Incident Management Practical By Samson Tanimawo, PhD Published Feb 26, 2026 4 min read

Incident Comms Rehearsal

Comms is craft. The rehearsal that builds the muscle.

Why rehearse

Customer-facing communications during incidents are written under stress. Stress shows in clarity, tone, accuracy.

Rehearsing builds the muscle. The communicator who has written 20 incident updates in drills writes the 21st under pressure better than the one writing their first.

Reveals tooling gaps. Status page workflow, internal channels, customer email, social. Each path has friction; rehearsal surfaces it.

Rehearsal format

Quarterly drill. 30-60 minute block. Pre-announced; team knows it's coming.

Facilitator presents a scenario; injects updates as the situation evolves. Communicator drafts updates; team reviews.

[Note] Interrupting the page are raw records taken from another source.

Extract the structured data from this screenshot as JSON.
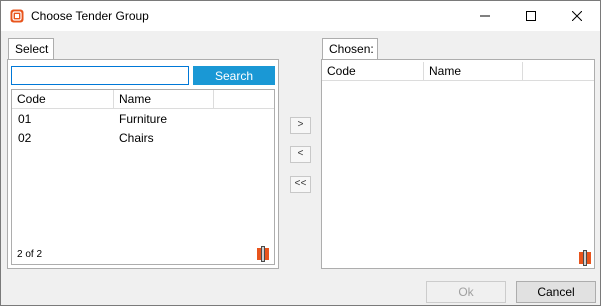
{
  "window": {
    "title": "Choose Tender Group",
    "icon": "tender-group-app-icon",
    "controls": [
      "minimize-icon",
      "maximize-icon",
      "close-icon"
    ]
  },
  "select_panel": {
    "tab_label": "Select",
    "search": {
      "value": "",
      "placeholder": "",
      "button_label": "Search"
    },
    "columns": [
      "Code",
      "Name"
    ],
    "rows": [
      {
        "code": "01",
        "name": "Furniture"
      },
      {
        "code": "02",
        "name": "Chairs"
      }
    ],
    "count_text": "2 of 2"
  },
  "move_buttons": {
    "add": ">",
    "remove": "<",
    "remove_all": "<<"
  },
  "chosen_panel": {
    "tab_label": "Chosen:",
    "columns": [
      "Code",
      "Name"
    ],
    "rows": []
  },
  "buttons": {
    "ok": "Ok",
    "cancel": "Cancel"
  },
  "colors": {
    "accent": "#1a98d5",
    "focus_border": "#0078d7",
    "icon_orange": "#e8541c"
  }
}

Multiple scenarios per drill. Brief outage, prolonged incident, partial degradation, security event. Each has different comms patterns.

Scenarios worth practicing

Brief outage: under 30 minutes. Customers want to know it's resolved fast. Single update with cause.

Prolonged incident: 4+ hours. Multiple updates needed. Maintaining trust through long incidents is hard.

Security event. Different comms framing; legal review may be required. Rehearse the slowdown to coordinate.

Vendor outage. You're communicating about a problem you don't control. Honesty about scope matters.

Debrief after rehearsal

What was clear? What wasn't? Specific edits to template language.

What was slow? Status page workflow steps that took too long. Approval chains that bogged down.

Action items. Template improvements; tool fixes; process clarifications. Tracked to completion.

Compounding effect

Year-over-year, the comms team improves. Templates get tighter. Tools get faster. Drills surface fewer issues.

Real incidents go better. Customers notice the difference; trust accrues.

The drill cost is small (a few hours per quarter); the benefit is real.